The recommended mandatory face coverings, routine hand-washing and testing protocols, and quarantine policies for arriving passengers from countries of high risk.

But a separate report by The Guardian of London quotes Japanese the supercomputer as saying that face masks which have become vogue in Nigeria may have to be made compulsory as face shields have proved ineffective at trapping aerosols.

According to the report, plastic face shields are almost totally ineffective at trapping respiratory aerosols, casting doubt on their effectiveness in preventing the spread of coronavirus.

Government-backed research institute in the western city of Kobe, Riken, stated that about half of larger droplets measuring 50 micrometres found their way into the air.

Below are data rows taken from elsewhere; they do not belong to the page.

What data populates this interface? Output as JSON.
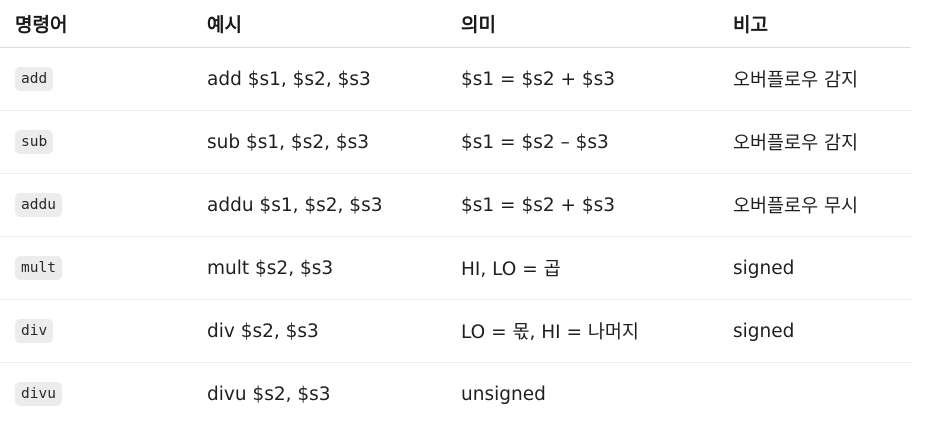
{
  "table": {
    "headers": [
      "명령어",
      "예시",
      "의미",
      "비고"
    ],
    "rows": [
      {
        "cmd": "add",
        "example": "add $s1, $s2, $s3",
        "meaning": "$s1 = $s2 + $s3",
        "note": "오버플로우 감지"
      },
      {
        "cmd": "sub",
        "example": "sub $s1, $s2, $s3",
        "meaning": "$s1 = $s2 – $s3",
        "note": "오버플로우 감지"
      },
      {
        "cmd": "addu",
        "example": "addu $s1, $s2, $s3",
        "meaning": "$s1 = $s2 + $s3",
        "note": "오버플로우 무시"
      },
      {
        "cmd": "mult",
        "example": "mult $s2, $s3",
        "meaning": "HI, LO = 곱",
        "note": "signed"
      },
      {
        "cmd": "div",
        "example": "div $s2, $s3",
        "meaning": "LO = 몫, HI = 나머지",
        "note": "signed"
      },
      {
        "cmd": "divu",
        "example": "divu $s2, $s3",
        "meaning": "unsigned",
        "note": ""
      }
    ]
  }
}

A simulation using Fugaku, the world’s fastest supercomputer, found that almost 100% of airborne droplets of less than 5.0 micrometres in size escaped through plastic visors of the kind often used by people working in service industries.

A micrometer is one millionth of a metre.

Team leader at Riken’s centre for computational science, Makoto Tsubokura, said the simulation combined air flow with the reproduction of tens of thousand droplets of different sizes, from under 1 micrometre to several hundred micrometres.

He cautioned against wearing face visors as an alternative to masks.

“Judging from the results of the simulation, unfortunately the effectiveness of face guards in preventing droplets from spreading from an infected person’s mouth is limited compared with masks,” Tsubokura told the Guardian.

“This is especially true for small droplets of less than 20 micrometres,” he said, adding that all of the much smaller aerosol particles were found to escape through the gap between the face and the face shield. “At the same time, it somehow works for the droplets larger than 50 micrometres.”

Tsubokura suggested that people who are advised not to wear masks, such as those with underlying respiratory problems and small children, could wear face shields instead, but only when outdoors or in indoor settings that are properly ventilated.

Fugaku, which can perform more than 415 quadrillion computations a second, recently found that face masks made from non-woven fabric are more effective at blocking the spread of Covid-19 via airborne droplets than those made of cotton and polyester

The billion pound sterling supercomputer has also run simulations on how respiratory droplets spread in partitioned office spaces and on packed trains when the carriage windows are open.

Although it will not be fully operational until next year, experts are hoping it will help identify treatments for Covid-19 from about 2,000 existing drugs, including those that have yet to reach the clinical trial stage.

Japanese authorities have throughout the pandemic outlined that aerosol transmission and ventilation for critical factors in their public health advice.

The report noted that use of face shields is becoming a common sight in sectors that emphasize contact with the public, such as shops and beauty salons as some countries open up their economies.